NvrEvrGvUp wrote:
Gotta bump this back up because I'm stuck on what should be a very simple inequalities problem.
Given: \(\frac{4}{x}\) < -\(\frac{1}{3}\), I simplified the equation to: 12 < -x by cross-multiplying
Now, we have 2 scenarios:
1. x > 0 : no sign changes in 12 < -x, so x < -12. However, since we know x > 0, this scenario is impossible.
2. x < 0 : 12 < -x should become 12 < -(-x) so wouldn't this just be 12 < x? However, given x < 0, this scenario doesn't appear possible either.
Can someone please point out the obvious? It's driving me crazy...

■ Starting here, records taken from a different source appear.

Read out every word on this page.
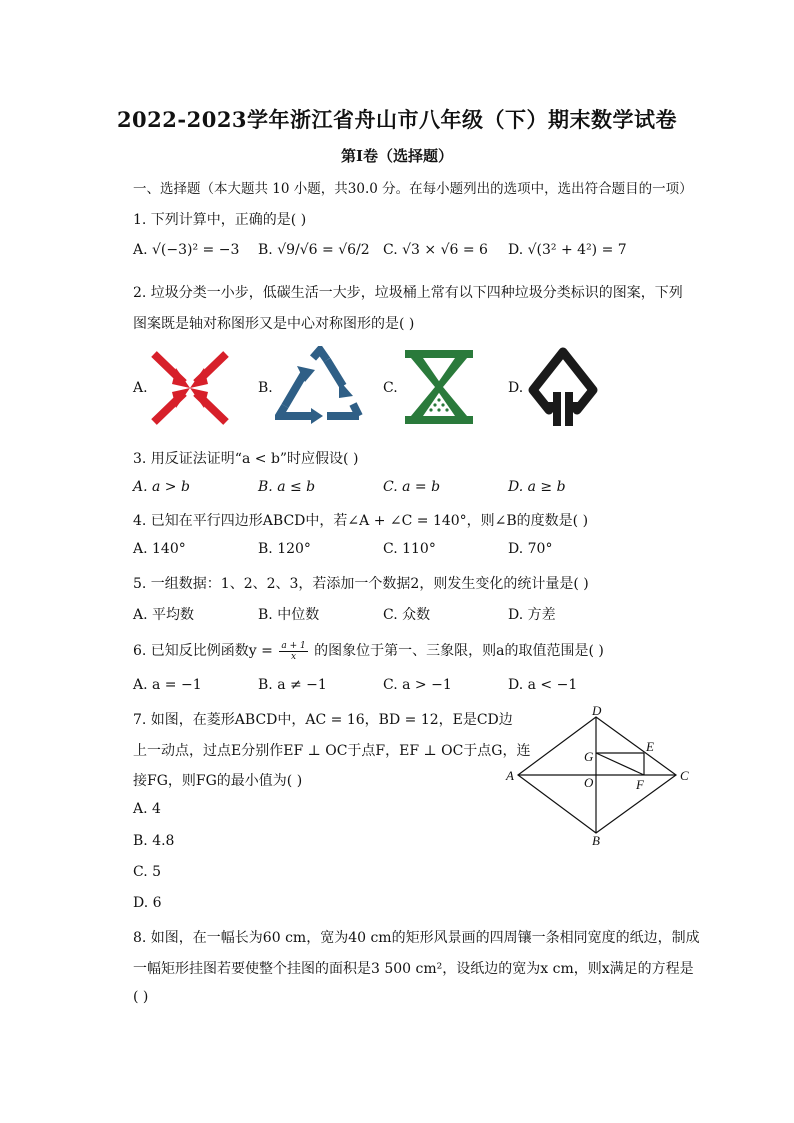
2022-2023学年浙江省舟山市八年级（下）期末数学试卷
第I卷（选择题）
一、选择题（本大题共 10 小题，共30.0 分。在每小题列出的选项中，选出符合题目的一项）
1. 下列计算中，正确的是( )
A. √(−3)² = −3 B. √9/√6 = √6/2 C. √3 × √6 = 6 D. √(3² + 4²) = 7
2. 垃圾分类一小步，低碳生活一大步，垃圾桶上常有以下四种垃圾分类标识的图案，下列
图案既是轴对称图形又是中心对称图形的是( )
A.	B.	C.	D.
3. 用反证法证明“a < b”时应假设( )
A. a > b	B. a ≤ b	C. a = b	D. a ≥ b
4. 已知在平行四边形ABCD中，若∠A + ∠C = 140°，则∠B的度数是( )
A. 140°	B. 120°	C. 110°	D. 70°
5. 一组数据：1、2、2、3，若添加一个数据2，则发生变化的统计量是( )
A. 平均数	B. 中位数	C. 众数	D. 方差
6. 已知反比例函数$y = \frac{a + 1}{x}$ 的图象位于第一、三象限，则a的取值范围是( )
A. a = −1	B. a ≠ −1	C. a > −1	D. a < −1
7. 如图，在菱形ABCD中，AC = 16，BD = 12，E是CD边
上一动点，过点E分别作EF ⊥ OC于点F，EF ⊥ OC于点G，连
接FG，则FG的最小值为( )
A. 4
B. 4.8
C. 5
D. 6
A
B
C
D
E
F
G
O
8. 如图，在一幅长为60 cm，宽为40 cm的矩形风景画的四周镶一条相同宽度的纸边，制成
一幅矩形挂图若要使整个挂图的面积是3 500 cm²，设纸边的宽为x cm，则x满足的方程是
( )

First of all, the actual question is \(\frac{4}{x}\) < \(\frac{1}{3}\) (there is no negative with 1/3)
Also, you know what you have to do but you probably do not understand why you have to do it. That is why you are facing problem in this question.
Given: \(\frac{4}{x}\) < -\(\frac{1}{3}\), I simplified the equation to: 12 < -x by cross-multiplyingThere is a problem here. You don't cross multiply and then take cases. You take cases and then cross multiply. Why? Because you CANNOT cross multiply till you know (or assume) the sign of x. The result of the cross multiplication depends on whether x is positive or negative. So you need to take cases and then cross multiply.
Case 1: x > 0
12 < x
Case 2: x < 0
12 > x (note that the sign has flipped here because you are multiplying by a negative number)
x should be less than 12 AND less than 0 so the range in x < 0.
Hence, two cases: x > 12 or x < 0.
Also because x is negative, you cannot just multiply it by -1 to make -x = x. That is certainly not correct. -x is positive and x is negative. They are not equal if x is not 0.
I still dont understand when x < -12, how can we say x < 0. Since if x = -7, -6 it is not valid for x < -12. ( I understand the other range x > 12)